Geschichte

Die Geschichte des Kolleruper Dachses

Die Geschichte des „Kolleruper Dachses“

Das Jahr 2017 war ein mit sehr viel Regen gesegnetes Jahr. Das Wasser kam von oben, von unten und überhaupt von allen Seiten und davon viel zu viel. Für uns als Landwirte eine nicht besonders erfüllende Situation. Also saßen wir mit unserem Freund zusammen und fragten uns, was aus der Landwirtschaft wohl werden wird. Wenn wir hier nicht weiter kommen, was können wir noch?

Tja, was können wir?

Feiern können wir - trinken können wir - Weizen können wir - Korn können wir

Und so fiel der Gedanke auf fruchtbaren Boden……..

Das Weizenkorn hatten wir, Informationen wurden eingeholt, etliche Internetseiten zum Thema Flaschen, Mitbewerbern und Destillierung durchforstet, Bekannte zu diversen Schwerpunkten wie Flaschengestaltung und rechtlichen Kriterien verpflichtet und schon war die Party im Gange…..Vor allen Dingen etliche Zusammenkünfte um Geschmack und Wirkung unterschiedlichster Stufen der Alkoholprozente zu konkretisieren, wurden abgehalten.

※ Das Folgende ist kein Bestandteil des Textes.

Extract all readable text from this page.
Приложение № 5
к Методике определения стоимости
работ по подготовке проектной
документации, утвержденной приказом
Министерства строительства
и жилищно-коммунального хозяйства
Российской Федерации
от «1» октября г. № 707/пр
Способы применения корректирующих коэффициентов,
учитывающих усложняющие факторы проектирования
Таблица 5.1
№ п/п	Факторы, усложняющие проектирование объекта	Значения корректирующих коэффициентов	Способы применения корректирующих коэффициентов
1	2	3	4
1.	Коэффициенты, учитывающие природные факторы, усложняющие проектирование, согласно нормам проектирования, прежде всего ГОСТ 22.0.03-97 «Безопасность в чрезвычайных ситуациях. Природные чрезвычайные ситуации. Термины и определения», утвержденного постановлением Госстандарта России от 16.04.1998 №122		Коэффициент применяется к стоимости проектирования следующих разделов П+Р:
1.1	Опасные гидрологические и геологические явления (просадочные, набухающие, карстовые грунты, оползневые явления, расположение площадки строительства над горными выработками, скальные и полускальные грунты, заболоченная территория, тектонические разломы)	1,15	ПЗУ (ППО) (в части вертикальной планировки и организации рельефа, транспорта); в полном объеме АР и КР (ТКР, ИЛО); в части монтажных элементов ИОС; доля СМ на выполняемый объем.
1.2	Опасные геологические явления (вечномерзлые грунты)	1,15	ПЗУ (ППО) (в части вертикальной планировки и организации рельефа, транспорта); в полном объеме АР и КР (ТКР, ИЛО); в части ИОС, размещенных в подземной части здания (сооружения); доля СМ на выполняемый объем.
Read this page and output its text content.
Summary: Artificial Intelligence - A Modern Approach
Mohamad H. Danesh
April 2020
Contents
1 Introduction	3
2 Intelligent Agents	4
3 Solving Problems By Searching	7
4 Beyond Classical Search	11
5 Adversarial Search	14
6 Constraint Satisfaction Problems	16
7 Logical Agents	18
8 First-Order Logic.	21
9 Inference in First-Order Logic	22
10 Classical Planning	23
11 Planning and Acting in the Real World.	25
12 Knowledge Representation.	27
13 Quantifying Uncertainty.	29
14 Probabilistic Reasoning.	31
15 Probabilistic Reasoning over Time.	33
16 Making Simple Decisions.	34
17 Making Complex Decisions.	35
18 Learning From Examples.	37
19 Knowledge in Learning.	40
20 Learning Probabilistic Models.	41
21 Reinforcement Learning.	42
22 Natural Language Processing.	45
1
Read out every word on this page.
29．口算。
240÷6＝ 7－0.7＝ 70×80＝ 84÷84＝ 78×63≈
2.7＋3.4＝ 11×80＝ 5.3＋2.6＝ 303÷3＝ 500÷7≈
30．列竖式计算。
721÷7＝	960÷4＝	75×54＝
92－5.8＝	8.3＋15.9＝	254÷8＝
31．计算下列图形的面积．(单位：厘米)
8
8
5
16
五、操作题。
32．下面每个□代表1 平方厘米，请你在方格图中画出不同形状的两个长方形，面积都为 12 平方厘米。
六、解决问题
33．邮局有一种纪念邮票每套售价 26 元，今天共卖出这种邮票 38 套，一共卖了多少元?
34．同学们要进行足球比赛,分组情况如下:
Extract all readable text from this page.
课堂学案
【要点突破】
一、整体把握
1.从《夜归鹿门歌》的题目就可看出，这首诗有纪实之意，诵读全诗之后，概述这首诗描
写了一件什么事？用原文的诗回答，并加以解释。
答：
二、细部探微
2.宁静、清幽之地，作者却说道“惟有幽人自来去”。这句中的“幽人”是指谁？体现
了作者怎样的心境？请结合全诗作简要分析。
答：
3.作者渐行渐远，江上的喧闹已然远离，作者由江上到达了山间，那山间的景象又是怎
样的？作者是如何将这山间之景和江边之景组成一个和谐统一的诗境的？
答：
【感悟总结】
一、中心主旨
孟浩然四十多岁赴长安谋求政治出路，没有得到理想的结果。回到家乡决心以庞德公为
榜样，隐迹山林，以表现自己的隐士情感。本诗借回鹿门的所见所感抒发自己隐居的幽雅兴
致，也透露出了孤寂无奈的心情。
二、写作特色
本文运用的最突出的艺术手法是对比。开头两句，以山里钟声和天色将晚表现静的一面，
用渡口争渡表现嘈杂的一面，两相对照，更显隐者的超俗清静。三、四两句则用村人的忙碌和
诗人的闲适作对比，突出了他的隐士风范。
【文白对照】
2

Was eigentlich nur eine fixe Idee war, nahm verblüffend schnell konkrete Gestalt an. Das Getränk war im wahrsten Sinne des Wortes klar, Qualität ein Muß, allein der Name fehlte.

Es sollte typisch für uns und unser Dorf sein. Tja, und da gab es mal einen sagenumwobenen Dorfkrug, mit dem Namen „zum wilden Dachs“, dessen Haupteingang noch heute von einem Dachsgemälde geziert wird. Sagenumwoben, weil dort die wildesten Feste gefeiert wurden und viele der Bewohner dies noch lebhaft in ihrer Erinnerung haben.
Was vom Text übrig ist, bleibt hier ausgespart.